While generous the project respects a building scale complimentary to the community’s historic fabric of wood-sided one bedroom miner’s cabins and delicately detailed 19th Century Victorian homes.
The plan geometry is shaped by the arch of the cul de sac’s center point and the radial north and south edges of the home’s 0.21 acre site. The height is sensitively responsive to the town of Aspen’s desire to maintain a comfortable small town human scale.
The relatively modest cul de sac facing entry is richly detailed with vertical charred (Shou-Sugi-Ban Cypress boards and custom formed standing seam anthra-zinc metal cladding).
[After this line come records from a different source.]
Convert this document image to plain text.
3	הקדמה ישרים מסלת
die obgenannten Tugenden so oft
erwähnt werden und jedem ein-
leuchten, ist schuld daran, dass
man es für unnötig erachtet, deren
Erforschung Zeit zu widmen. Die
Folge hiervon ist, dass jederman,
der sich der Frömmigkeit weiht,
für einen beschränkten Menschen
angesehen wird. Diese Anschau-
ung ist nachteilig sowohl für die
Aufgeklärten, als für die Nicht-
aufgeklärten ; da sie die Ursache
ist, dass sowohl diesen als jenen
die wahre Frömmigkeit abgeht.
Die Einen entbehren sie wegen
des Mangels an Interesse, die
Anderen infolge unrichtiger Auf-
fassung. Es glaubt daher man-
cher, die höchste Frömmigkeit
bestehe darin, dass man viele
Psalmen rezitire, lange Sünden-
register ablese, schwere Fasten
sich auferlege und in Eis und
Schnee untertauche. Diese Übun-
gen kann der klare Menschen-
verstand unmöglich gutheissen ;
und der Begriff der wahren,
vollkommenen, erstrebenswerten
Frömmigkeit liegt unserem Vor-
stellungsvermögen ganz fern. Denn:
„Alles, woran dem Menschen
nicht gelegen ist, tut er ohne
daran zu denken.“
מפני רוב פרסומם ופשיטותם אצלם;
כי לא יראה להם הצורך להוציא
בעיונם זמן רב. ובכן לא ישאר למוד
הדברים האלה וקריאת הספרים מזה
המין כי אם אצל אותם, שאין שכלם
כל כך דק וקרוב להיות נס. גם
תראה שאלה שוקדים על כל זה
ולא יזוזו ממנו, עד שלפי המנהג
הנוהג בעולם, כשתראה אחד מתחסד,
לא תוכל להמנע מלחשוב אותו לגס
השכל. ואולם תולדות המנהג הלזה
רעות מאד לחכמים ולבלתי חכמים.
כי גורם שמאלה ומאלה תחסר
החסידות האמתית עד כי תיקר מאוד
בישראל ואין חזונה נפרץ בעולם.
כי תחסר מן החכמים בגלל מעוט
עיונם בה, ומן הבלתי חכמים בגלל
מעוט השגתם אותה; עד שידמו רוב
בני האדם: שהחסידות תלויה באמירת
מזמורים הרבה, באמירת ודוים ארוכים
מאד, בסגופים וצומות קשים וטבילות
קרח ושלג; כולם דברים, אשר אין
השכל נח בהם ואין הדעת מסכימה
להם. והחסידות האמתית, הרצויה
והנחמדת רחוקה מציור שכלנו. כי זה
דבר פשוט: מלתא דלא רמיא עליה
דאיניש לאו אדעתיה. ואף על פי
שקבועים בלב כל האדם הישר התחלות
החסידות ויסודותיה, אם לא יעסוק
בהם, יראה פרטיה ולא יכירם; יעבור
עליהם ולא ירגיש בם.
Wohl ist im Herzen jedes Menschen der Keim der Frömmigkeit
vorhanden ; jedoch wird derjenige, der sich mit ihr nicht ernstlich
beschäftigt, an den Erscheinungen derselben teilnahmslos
Generous window apertures are placed to capture the surrounding views while the architecture visually recedes into the shadows of the aspen and conifer trees that surround it.
Upon entry a dramatically sky lit stair of hot-rolled oiled steel plates and perforated sheet takes the eye toward a grand window view of Aspen Mountain famed ski-lift. Three first level bedroom suites and generously scaled day lit lower level fourth bedroom suite and a flex room for media and exercise, create a dynamic plinth for the home’s main upper level pavilion. Energized by the ‘origami-like’ folded planes of the main floors lofty ceiling, dynamic plan shifts and vast vistas, the ‘great room’ (living, dining, and kitchen) and the main master bedroom suite are at the core of this mountain chalet.
Interior finishes include polished reflective white diamond troweled plaster walls and ceilings, doors and cabinets of white rift sawn oak, floors of engineered walnut, large format porcelain tile or carpet, and fireplaces and bathing chambers clad in thin stone. The architecture is designed to be a ‘rustically’ refined backdrop for a sophisticated, indoor/outdoor contemporary lifestyle where all of one’s senses are engaged and enhanced throughout the seasons of Aspen.”